Is It Time To Rev Up AAM?

I’m trying to game out what the end vision of these AAM devices is. If it’s simply about accessibility from tight locations throughout a city, helicopters have existed for a very long time. So, it must be about cost. A Blade flight to JFK from the NYC heliport is about $95. So, we’re shooting for cheaper than $95 for a typical 10-20 mile flight. Ideally, we also want more pickup and dropoff locations (although we don’t currently have heliports everywhere, and there are reasons for that the AAM guys will still need to solve).

For the economics to work out like the investors want it to, there will need to be many aircraft, many flights, and many vertiports. Given the reaction to the Texas Amazon drone delivery facilities, it seems highly unlikely anyone wants these things whizzing over our heads at all hours.

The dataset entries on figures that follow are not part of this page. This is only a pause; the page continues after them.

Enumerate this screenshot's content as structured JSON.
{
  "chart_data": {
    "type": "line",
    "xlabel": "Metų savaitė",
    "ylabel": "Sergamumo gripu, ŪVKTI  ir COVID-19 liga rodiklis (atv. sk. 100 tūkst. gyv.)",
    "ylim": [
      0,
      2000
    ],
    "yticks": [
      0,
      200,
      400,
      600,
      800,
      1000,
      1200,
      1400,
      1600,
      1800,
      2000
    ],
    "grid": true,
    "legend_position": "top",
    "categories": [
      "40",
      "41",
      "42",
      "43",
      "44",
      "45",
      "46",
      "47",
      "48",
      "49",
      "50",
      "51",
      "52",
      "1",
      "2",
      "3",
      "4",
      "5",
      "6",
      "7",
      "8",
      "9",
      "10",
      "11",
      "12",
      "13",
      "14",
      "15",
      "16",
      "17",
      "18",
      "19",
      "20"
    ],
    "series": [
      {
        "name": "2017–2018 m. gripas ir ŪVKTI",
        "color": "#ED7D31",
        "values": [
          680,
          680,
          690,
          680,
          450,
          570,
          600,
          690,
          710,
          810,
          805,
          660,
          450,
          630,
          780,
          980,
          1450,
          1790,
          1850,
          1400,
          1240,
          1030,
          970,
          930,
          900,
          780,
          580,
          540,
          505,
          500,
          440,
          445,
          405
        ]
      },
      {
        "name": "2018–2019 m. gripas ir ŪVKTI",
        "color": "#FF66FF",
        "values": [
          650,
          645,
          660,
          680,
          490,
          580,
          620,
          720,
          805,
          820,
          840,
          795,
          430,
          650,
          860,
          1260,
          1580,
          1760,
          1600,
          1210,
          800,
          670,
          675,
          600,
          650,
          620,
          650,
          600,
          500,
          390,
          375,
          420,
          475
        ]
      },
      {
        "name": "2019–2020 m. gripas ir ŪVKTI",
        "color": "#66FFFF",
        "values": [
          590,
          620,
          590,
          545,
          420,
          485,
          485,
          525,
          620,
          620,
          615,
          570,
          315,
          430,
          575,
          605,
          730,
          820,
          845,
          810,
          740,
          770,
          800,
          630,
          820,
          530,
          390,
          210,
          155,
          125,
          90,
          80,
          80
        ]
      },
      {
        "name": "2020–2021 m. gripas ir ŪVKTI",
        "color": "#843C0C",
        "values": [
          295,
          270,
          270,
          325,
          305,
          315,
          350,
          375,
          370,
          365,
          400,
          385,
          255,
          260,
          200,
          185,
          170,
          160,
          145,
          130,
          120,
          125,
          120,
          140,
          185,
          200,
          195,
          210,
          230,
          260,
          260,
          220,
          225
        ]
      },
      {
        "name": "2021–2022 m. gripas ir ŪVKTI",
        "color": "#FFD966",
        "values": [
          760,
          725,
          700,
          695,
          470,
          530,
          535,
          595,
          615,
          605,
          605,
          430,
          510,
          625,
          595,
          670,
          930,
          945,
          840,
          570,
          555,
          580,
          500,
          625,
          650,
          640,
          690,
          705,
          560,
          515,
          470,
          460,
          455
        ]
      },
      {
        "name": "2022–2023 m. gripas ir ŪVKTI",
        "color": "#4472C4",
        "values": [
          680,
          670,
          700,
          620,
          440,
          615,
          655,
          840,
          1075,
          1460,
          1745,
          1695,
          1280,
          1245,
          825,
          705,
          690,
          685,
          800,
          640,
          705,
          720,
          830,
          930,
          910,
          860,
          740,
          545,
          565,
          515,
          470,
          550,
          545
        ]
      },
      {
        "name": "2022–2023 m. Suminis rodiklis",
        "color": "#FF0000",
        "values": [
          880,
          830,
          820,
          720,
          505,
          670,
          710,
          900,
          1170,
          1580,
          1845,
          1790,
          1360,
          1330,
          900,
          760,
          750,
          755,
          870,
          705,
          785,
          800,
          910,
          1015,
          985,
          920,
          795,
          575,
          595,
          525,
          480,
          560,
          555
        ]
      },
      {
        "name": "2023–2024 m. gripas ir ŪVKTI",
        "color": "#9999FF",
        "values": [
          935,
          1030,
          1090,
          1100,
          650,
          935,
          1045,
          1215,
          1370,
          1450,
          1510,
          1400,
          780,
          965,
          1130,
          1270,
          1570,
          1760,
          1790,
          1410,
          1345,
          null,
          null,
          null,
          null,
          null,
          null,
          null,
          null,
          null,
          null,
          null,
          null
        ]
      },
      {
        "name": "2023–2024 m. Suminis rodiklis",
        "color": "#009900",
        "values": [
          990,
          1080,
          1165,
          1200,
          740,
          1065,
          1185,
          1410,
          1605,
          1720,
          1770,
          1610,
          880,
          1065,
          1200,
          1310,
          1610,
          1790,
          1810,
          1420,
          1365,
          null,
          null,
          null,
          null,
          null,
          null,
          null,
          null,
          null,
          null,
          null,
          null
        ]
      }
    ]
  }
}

So, we need them completely silent, completely safe, either with way more air traffic control or automated air traffic control systems, we need access to real estate that has never been open before, there must be really cheap flights, and high volume recharging stations along with power infrastructure. This sounds a lot like the VLJ “revolution” we were promised. The Eclipse was supposed to be $800k and we’d all fly private because there’d be so many and they’d be so cheap.

I’m not entirely sure what I’d use this service for. Traveling to the airport would be nice, but Blade does that already. Going to a baseball game would be nice, but how they’d get 50k people into and out of a stadium is just mathematically impossible with AAM. Going to pick up groceries doesn’t really make sense. Going on a road trip doesn’t make sense either. So, what’s the use case?